Menurutnya, hingga kuartal II/2017, perkembangan transaksi financial technology (fintech) di dunia mencapai USD8,4 miliar dengan 293 kesepakatan. Sedangkan di Asia Pasifik, transaksi fintech mencapai USD760 juta dengan 51 kesepakatan. Namun sayangnya, Indonesia belum terlihat signifikan dalam aspek fintech.
"Indonesia belum terlalu terlihat. Di Asia ini ekonomi digital yang dominasi adalah Tiongkok, Singapura, dan India. Kalau di Indonesia sendiri kan baru ramai tentang fintech sekitar 1-2 tahun belakangan ini. Tentu saja ini menjadi evaluasi kenapa kita tertinggal," tuturnya.
Dia tidak menampik ada sejumlah persoalan terkait perkembangan ekonomi digital termasuk digital keuangan di Indonesia. Salah satunya, kebijakan Bank Indonesia (BI) yang dinilai terlalu moderat dan sangat berhati-hati.
Hal ini tentu tidak negatif, tetapi tentu perlu dicarikan solusi agar ekonomi digital bisa benar-benar memberi keuntungan. "Saya sudah bicara ini sejak 2008 tapi mulai ramainya itu 1-2 tahun belakangan ini. BI saat itu terbilang moderat. Karena menekankan tentang KYC, adanya pengawasan ketat money laundry, tentang dana teroris, dan lainnya. Tapi saya rasa, perlu ada upaya untuk bisa menyelesaikan tantangan ini," jelas Heru.
Sementara, Direktur Inovasi Teknologi Keuangan Hitachi Data System Genady Chybranov mengatakan, Hitachi baru saja meluncurkan Hitachi Vantara sebagai entitas bisnis baru untuk memberikan solusi manajemen bagi perusahaan komersial dan industri. Perusahaan ini gabungan dari operasional Hitachi Data Systems, Hitachi Insight Group, dan Pentaho.

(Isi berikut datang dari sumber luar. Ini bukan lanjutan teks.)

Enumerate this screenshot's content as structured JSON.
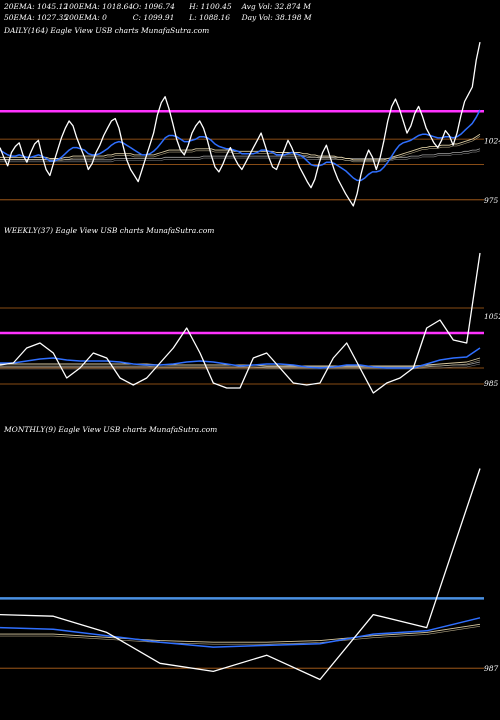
{
  "header": {
    "row1": [
      "20EMA: 1045.12",
      "100EMA: 1018.64",
      "O: 1096.74",
      "H: 1100.45",
      "Avg Vol: 32.874  M"
    ],
    "row2": [
      "50EMA: 1027.35",
      "200EMA: 0",
      "C: 1099.91",
      "L: 1088.16",
      "Day Vol: 38.198  M"
    ]
  },
  "colors": {
    "background": "#000000",
    "price": "#ffffff",
    "ema_fast": "#2f6fff",
    "ema_slow": "#d8c9a0",
    "ema_other": "#a0a0a0",
    "level_magenta": "#ff33ff",
    "level_orange": "#b5651d",
    "level_blue": "#4a90e2"
  },
  "chart_data": [
    {
      "type": "line",
      "title": "DAILY(164) Eagle  View  USB charts MunafaSutra.com",
      "ylim": [
        960,
        1110
      ],
      "y_ticks": [
        {
          "value": 1024,
          "label": "1024"
        },
        {
          "value": 975,
          "label": "975"
        }
      ],
      "levels": [
        {
          "value": 1048,
          "color": "#ff33ff"
        },
        {
          "value": 1025,
          "color": "#b5651d"
        },
        {
          "value": 1004,
          "color": "#b5651d"
        },
        {
          "value": 975,
          "color": "#b5651d"
        }
      ],
      "series": [
        {
          "role": "price",
          "values": [
            1018,
            1010,
            1003,
            1014,
            1019,
            1022,
            1012,
            1006,
            1014,
            1021,
            1024,
            1011,
            1000,
            995,
            1006,
            1016,
            1026,
            1034,
            1040,
            1036,
            1026,
            1018,
            1010,
            1000,
            1005,
            1014,
            1020,
            1028,
            1034,
            1040,
            1042,
            1034,
            1020,
            1008,
            1000,
            995,
            990,
            1000,
            1010,
            1020,
            1030,
            1045,
            1055,
            1060,
            1050,
            1038,
            1025,
            1016,
            1012,
            1020,
            1030,
            1036,
            1040,
            1034,
            1024,
            1012,
            1002,
            998,
            1004,
            1012,
            1018,
            1010,
            1004,
            1000,
            1006,
            1012,
            1018,
            1024,
            1030,
            1020,
            1010,
            1002,
            1000,
            1008,
            1016,
            1024,
            1018,
            1010,
            1002,
            996,
            990,
            985,
            992,
            1004,
            1014,
            1020,
            1010,
            1000,
            992,
            986,
            980,
            975,
            970,
            980,
            996,
            1008,
            1016,
            1010,
            1000,
            1010,
            1024,
            1040,
            1052,
            1058,
            1050,
            1040,
            1030,
            1036,
            1046,
            1052,
            1044,
            1034,
            1028,
            1022,
            1018,
            1024,
            1032,
            1028,
            1020,
            1030,
            1044,
            1056,
            1062,
            1068,
            1090,
            1105
          ]
        },
        {
          "role": "ema_fast",
          "values": [
            1016,
            1014,
            1012,
            1011,
            1011,
            1012,
            1011,
            1010,
            1010,
            1011,
            1012,
            1011,
            1009,
            1007,
            1007,
            1008,
            1010,
            1013,
            1016,
            1018,
            1018,
            1017,
            1016,
            1013,
            1012,
            1012,
            1013,
            1015,
            1017,
            1020,
            1022,
            1023,
            1022,
            1020,
            1018,
            1016,
            1014,
            1012,
            1012,
            1013,
            1015,
            1018,
            1022,
            1026,
            1028,
            1028,
            1027,
            1025,
            1023,
            1023,
            1024,
            1025,
            1027,
            1027,
            1026,
            1024,
            1021,
            1019,
            1018,
            1017,
            1017,
            1016,
            1015,
            1013,
            1013,
            1013,
            1013,
            1014,
            1016,
            1016,
            1015,
            1014,
            1012,
            1012,
            1012,
            1013,
            1014,
            1013,
            1012,
            1010,
            1007,
            1004,
            1003,
            1003,
            1004,
            1006,
            1006,
            1005,
            1003,
            1001,
            999,
            996,
            993,
            991,
            991,
            993,
            996,
            998,
            998,
            999,
            1002,
            1006,
            1011,
            1016,
            1020,
            1022,
            1023,
            1024,
            1026,
            1028,
            1029,
            1029,
            1028,
            1027,
            1026,
            1026,
            1027,
            1027,
            1026,
            1027,
            1029,
            1032,
            1035,
            1038,
            1043,
            1049
          ]
        },
        {
          "role": "ema_slow",
          "values": [
            1010,
            1010,
            1010,
            1010,
            1010,
            1010,
            1010,
            1010,
            1010,
            1010,
            1010,
            1010,
            1010,
            1009,
            1009,
            1009,
            1009,
            1010,
            1010,
            1011,
            1011,
            1011,
            1011,
            1011,
            1011,
            1011,
            1011,
            1011,
            1012,
            1012,
            1013,
            1013,
            1013,
            1013,
            1013,
            1012,
            1012,
            1012,
            1012,
            1012,
            1012,
            1013,
            1014,
            1015,
            1016,
            1016,
            1016,
            1016,
            1016,
            1016,
            1016,
            1017,
            1017,
            1017,
            1017,
            1017,
            1016,
            1016,
            1016,
            1016,
            1016,
            1015,
            1015,
            1015,
            1015,
            1015,
            1015,
            1015,
            1015,
            1015,
            1015,
            1015,
            1014,
            1014,
            1014,
            1014,
            1014,
            1014,
            1014,
            1013,
            1013,
            1012,
            1012,
            1011,
            1011,
            1011,
            1011,
            1011,
            1010,
            1010,
            1009,
            1009,
            1008,
            1008,
            1008,
            1008,
            1008,
            1008,
            1008,
            1008,
            1008,
            1009,
            1010,
            1011,
            1012,
            1013,
            1014,
            1015,
            1016,
            1017,
            1018,
            1018,
            1019,
            1019,
            1019,
            1020,
            1020,
            1020,
            1021,
            1021,
            1022,
            1023,
            1024,
            1025,
            1027,
            1029
          ]
        },
        {
          "role": "ema_other",
          "values": [
            1008,
            1008,
            1008,
            1008,
            1008,
            1008,
            1008,
            1008,
            1008,
            1008,
            1008,
            1008,
            1008,
            1008,
            1008,
            1008,
            1008,
            1008,
            1008,
            1008,
            1008,
            1008,
            1008,
            1008,
            1008,
            1008,
            1008,
            1008,
            1008,
            1008,
            1009,
            1009,
            1009,
            1009,
            1009,
            1009,
            1009,
            1009,
            1009,
            1009,
            1009,
            1009,
            1009,
            1010,
            1010,
            1010,
            1010,
            1010,
            1010,
            1010,
            1010,
            1010,
            1010,
            1011,
            1011,
            1011,
            1011,
            1011,
            1011,
            1011,
            1011,
            1011,
            1011,
            1011,
            1011,
            1011,
            1011,
            1011,
            1011,
            1011,
            1011,
            1011,
            1011,
            1011,
            1011,
            1011,
            1011,
            1011,
            1011,
            1011,
            1010,
            1010,
            1010,
            1010,
            1010,
            1010,
            1010,
            1010,
            1010,
            1010,
            1009,
            1009,
            1009,
            1009,
            1009,
            1009,
            1009,
            1009,
            1009,
            1009,
            1009,
            1009,
            1009,
            1010,
            1010,
            1010,
            1010,
            1011,
            1011,
            1011,
            1012,
            1012,
            1012,
            1012,
            1013,
            1013,
            1013,
            1013,
            1014,
            1014,
            1014,
            1015,
            1015,
            1016,
            1016,
            1017
          ]
        }
      ]
    },
    {
      "type": "line",
      "title": "WEEKLY(37) Eagle  View  USB charts MunafaSutra.com",
      "ylim": [
        950,
        1130
      ],
      "y_ticks": [
        {
          "value": 1052,
          "label": "1052"
        },
        {
          "value": 985,
          "label": "985"
        }
      ],
      "levels": [
        {
          "value": 1060,
          "color": "#b5651d"
        },
        {
          "value": 1035,
          "color": "#ff33ff"
        },
        {
          "value": 1000,
          "color": "#b5651d"
        },
        {
          "value": 984,
          "color": "#b5651d"
        }
      ],
      "series": [
        {
          "role": "price",
          "values": [
            1003,
            1005,
            1020,
            1025,
            1015,
            990,
            1000,
            1015,
            1010,
            990,
            983,
            990,
            1005,
            1020,
            1040,
            1015,
            985,
            980,
            980,
            1010,
            1015,
            1000,
            985,
            983,
            985,
            1010,
            1025,
            1000,
            975,
            985,
            990,
            1000,
            1040,
            1048,
            1028,
            1025,
            1115
          ]
        },
        {
          "role": "ema_fast",
          "values": [
            1005,
            1005,
            1007,
            1009,
            1010,
            1008,
            1007,
            1007,
            1007,
            1006,
            1004,
            1003,
            1003,
            1004,
            1006,
            1007,
            1006,
            1004,
            1002,
            1003,
            1004,
            1004,
            1003,
            1001,
            1000,
            1001,
            1003,
            1003,
            1001,
            1000,
            1000,
            1000,
            1004,
            1008,
            1010,
            1011,
            1020
          ]
        },
        {
          "role": "ema_slow",
          "values": [
            1004,
            1004,
            1004,
            1004,
            1004,
            1004,
            1004,
            1004,
            1004,
            1004,
            1004,
            1004,
            1003,
            1003,
            1003,
            1003,
            1003,
            1003,
            1003,
            1003,
            1002,
            1002,
            1002,
            1002,
            1002,
            1002,
            1002,
            1002,
            1002,
            1002,
            1002,
            1002,
            1003,
            1004,
            1005,
            1006,
            1010
          ]
        },
        {
          "role": "ema_other",
          "values": [
            1001,
            1001,
            1001,
            1001,
            1001,
            1001,
            1001,
            1001,
            1001,
            1001,
            1001,
            1001,
            1001,
            1001,
            1001,
            1001,
            1001,
            1001,
            1001,
            1001,
            1001,
            1001,
            1001,
            1001,
            1001,
            1001,
            1001,
            1001,
            1001,
            1001,
            1001,
            1001,
            1002,
            1002,
            1003,
            1003,
            1006
          ]
        }
      ]
    },
    {
      "type": "line",
      "title": "MONTHLY(9) Eagle  View  USB charts MunafaSutra.com",
      "ylim": [
        960,
        1130
      ],
      "y_ticks": [
        {
          "value": 987,
          "label": "987"
        }
      ],
      "levels": [
        {
          "value": 1030,
          "color": "#4a90e2"
        },
        {
          "value": 987,
          "color": "#b5651d"
        }
      ],
      "series": [
        {
          "role": "price",
          "values": [
            1020,
            1019,
            1009,
            990,
            985,
            995,
            980,
            1020,
            1012,
            1110
          ]
        },
        {
          "role": "ema_fast",
          "values": [
            1012,
            1011,
            1007,
            1003,
            1000,
            1001,
            1002,
            1008,
            1010,
            1018
          ]
        },
        {
          "role": "ema_slow",
          "values": [
            1008,
            1008,
            1006,
            1004,
            1003,
            1003,
            1004,
            1007,
            1009,
            1014
          ]
        }
      ]
    }
  ]
}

Salah satu solusi yang ditawarkan Hitachi Vantara adalah kebutuhan untuk industri perbankan. Hal itu tidak lepas dari transformasi perbankan di Indonesia selama dua tahun hingga lima tahun ke depan akan sangat bergantung pada teknologi.
Karena itu, Hitachi Vantara menawarkan solusi untuk mengelola data dari infrastruktur dasar. Berbekal pemanfaatan analisis big data, perusahaan akan mendapatkan hasil tersebut secara real-time untuk membantunya menerapkan strategi terbaik dan meningkatkan kepuasaan nasabah.
"Melalui solusi yang kami tawarkan, perbankan dapat mengetahui profil nasabahnya secara lebih lengkap sehingga dapat mengoptimalkan pengalaman termasuk untuk beberapa kanal layanan perbankan," tuturnya dalam kesempatan sama.
Selain itu, untuk kebutuhan perbankan, solusi dari Hitachi Vantara juga dapat digunakan untuk keperluan blockchain. Di masa depan blockhain diprediksi sangat potensial.
"Blockchain memiliki masa depan cerah karena menghubungkan industri secara bersama. Karenanya, kami juga menawarkan solusi agar blockchain dapat bekerja dengan optimal," imbuh dia.
Genady menuturkan, pemanfaatan big data memungkinkan industri perbankan menciptakan layanan bisnis baru. Pengalaman nasabah, di sisi lain, juga akan semakin ditingkatkan hingga dapat dipersonalisasi sesuai kebutuhan pelanggan.
"Salah satu yang kami lakukan adalah mengembangkan pengalaman bertransaksi bagi nasabah bank di kantor cabang. Namun untuk hal ini, memang disesuaikan dengan kebutuhan bank itu sendiri. Adapun yang sudah kami terapkan adalah menciptakan self-service station," ujarnya.